In most cases, fast fashion brands use ‘vegan leather’ to mean plastic leather, or pleather. Although that means avoiding animal products, many leather substitutes won’t break down in landfill, are carbon-intensive to produce – and are literally made from fossil fuels.

So it’s important to look at the product description with care before you invest in vegan shoes, bags or clothing. Pleather is most often made of polyurethane (PU) or polyvinyl chloride (PVC). These plastics are sometimes bonded onto a fabric backing.
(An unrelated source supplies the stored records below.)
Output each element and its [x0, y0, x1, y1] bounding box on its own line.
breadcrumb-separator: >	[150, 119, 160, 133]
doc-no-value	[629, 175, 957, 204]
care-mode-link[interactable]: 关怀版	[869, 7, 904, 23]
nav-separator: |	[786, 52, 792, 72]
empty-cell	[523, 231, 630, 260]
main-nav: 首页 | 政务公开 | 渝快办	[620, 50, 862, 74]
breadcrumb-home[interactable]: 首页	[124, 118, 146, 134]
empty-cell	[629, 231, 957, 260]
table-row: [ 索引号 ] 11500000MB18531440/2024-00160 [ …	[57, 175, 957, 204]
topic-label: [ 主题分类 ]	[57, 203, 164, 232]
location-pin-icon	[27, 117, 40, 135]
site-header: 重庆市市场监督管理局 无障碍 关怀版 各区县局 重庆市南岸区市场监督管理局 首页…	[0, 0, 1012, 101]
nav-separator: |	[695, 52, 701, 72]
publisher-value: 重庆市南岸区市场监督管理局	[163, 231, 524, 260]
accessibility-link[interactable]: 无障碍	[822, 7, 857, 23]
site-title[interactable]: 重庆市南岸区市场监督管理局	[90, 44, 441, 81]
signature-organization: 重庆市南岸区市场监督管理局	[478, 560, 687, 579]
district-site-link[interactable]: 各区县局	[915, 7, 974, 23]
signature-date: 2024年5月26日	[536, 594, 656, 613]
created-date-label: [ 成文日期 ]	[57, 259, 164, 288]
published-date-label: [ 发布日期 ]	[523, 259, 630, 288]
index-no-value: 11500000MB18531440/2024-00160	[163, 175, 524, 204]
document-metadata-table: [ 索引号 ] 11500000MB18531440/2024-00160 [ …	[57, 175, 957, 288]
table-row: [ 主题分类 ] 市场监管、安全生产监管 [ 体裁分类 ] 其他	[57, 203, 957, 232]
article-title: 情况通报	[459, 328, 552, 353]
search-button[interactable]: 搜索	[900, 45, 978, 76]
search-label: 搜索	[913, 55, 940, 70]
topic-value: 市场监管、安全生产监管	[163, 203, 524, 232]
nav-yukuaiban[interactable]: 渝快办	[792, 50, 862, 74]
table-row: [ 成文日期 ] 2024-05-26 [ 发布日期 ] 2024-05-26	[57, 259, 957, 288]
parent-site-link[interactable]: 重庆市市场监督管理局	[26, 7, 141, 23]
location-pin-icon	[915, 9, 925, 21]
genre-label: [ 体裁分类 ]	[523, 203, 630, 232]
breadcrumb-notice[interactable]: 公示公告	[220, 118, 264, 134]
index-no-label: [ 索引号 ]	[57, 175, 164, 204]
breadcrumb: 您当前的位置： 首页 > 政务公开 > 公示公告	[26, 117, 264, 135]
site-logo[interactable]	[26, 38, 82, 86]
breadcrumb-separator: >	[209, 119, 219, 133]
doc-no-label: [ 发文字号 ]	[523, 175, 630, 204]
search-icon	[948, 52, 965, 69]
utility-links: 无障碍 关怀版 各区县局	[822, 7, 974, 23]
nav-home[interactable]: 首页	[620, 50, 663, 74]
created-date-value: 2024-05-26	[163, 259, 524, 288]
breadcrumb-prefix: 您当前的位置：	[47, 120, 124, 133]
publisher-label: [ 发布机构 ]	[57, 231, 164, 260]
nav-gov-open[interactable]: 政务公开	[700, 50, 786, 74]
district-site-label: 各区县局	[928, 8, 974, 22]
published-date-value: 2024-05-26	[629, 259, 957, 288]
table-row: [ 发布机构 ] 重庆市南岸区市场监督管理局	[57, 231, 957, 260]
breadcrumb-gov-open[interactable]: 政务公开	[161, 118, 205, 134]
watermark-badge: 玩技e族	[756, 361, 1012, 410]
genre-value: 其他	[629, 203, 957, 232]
Fast fashion brands often use ‘vegan leather’ to mean plastic leather

If you must, PU is the slightly more eco-friendly choice. It was developed to reduce the amount of toxic chemicals used during manufacturing. On the other hand, PVC actually releases dioxins and other toxins while it is being worn (that’s why it smells so bad), and is particularly dangerous if burnt. Both PU and PVC will release microplastics when washed, like all synthetic fabric.

By the way, even if you don’t mind the thought of wearing real leather, make sure it’s made sustainably. Tanning, the process of softening and finishing animal skins, uses heavy metals and other pollutants.

Instead, look for: The fashion industry is constantly developing new leather substitutes made from natural materials. These include cork, mushrooms and even pineapples. But again, proceed with caution as many are still coated in plastic and won’t biodegrade. 

Alternatively, buy real leather second-hand – there’s lots to be found on Depop which might otherwise go to landfill.

Cotton

If you look at H&M’s Conscious collection, many of the items are listed as sustainable because they are made of cotton. Like viscose, cotton starts its life as a plant – so a 100% cotton garment is completely biodegradable. But is that enough?

It takes 2,700 litres of water to grow enough cotton for one T-shirt

Cotton is an incredibly high-maintenance crop. According to the World Wildlife Fund, it takes 2,700 litres of water to grow enough cotton for just one t-shirt. This can be a major problem because the countries where it’s grown, like India and Pakistan, already face water supply issues. In fact, as much as 3% of the world’s fresh water is used in cotton farming.

Cotton also needs pesticides and fertilisers by the bucketload – which often end up back in those precious waterways. The Pesticide Action Network UK estimates that every year, up to 3% of farmworkers are poisoned by harmful chemicals, many fatally.

Instead, look for: Organic cotton. Grown using natural techniques, can use 91% less water and is far less polluting. Only 1% of cotton produced worldwide is organic, so support brands that stock it if you can. Look for the Global Organic Textile Standard (GOTS) and Organic Content Standard logos when shopping.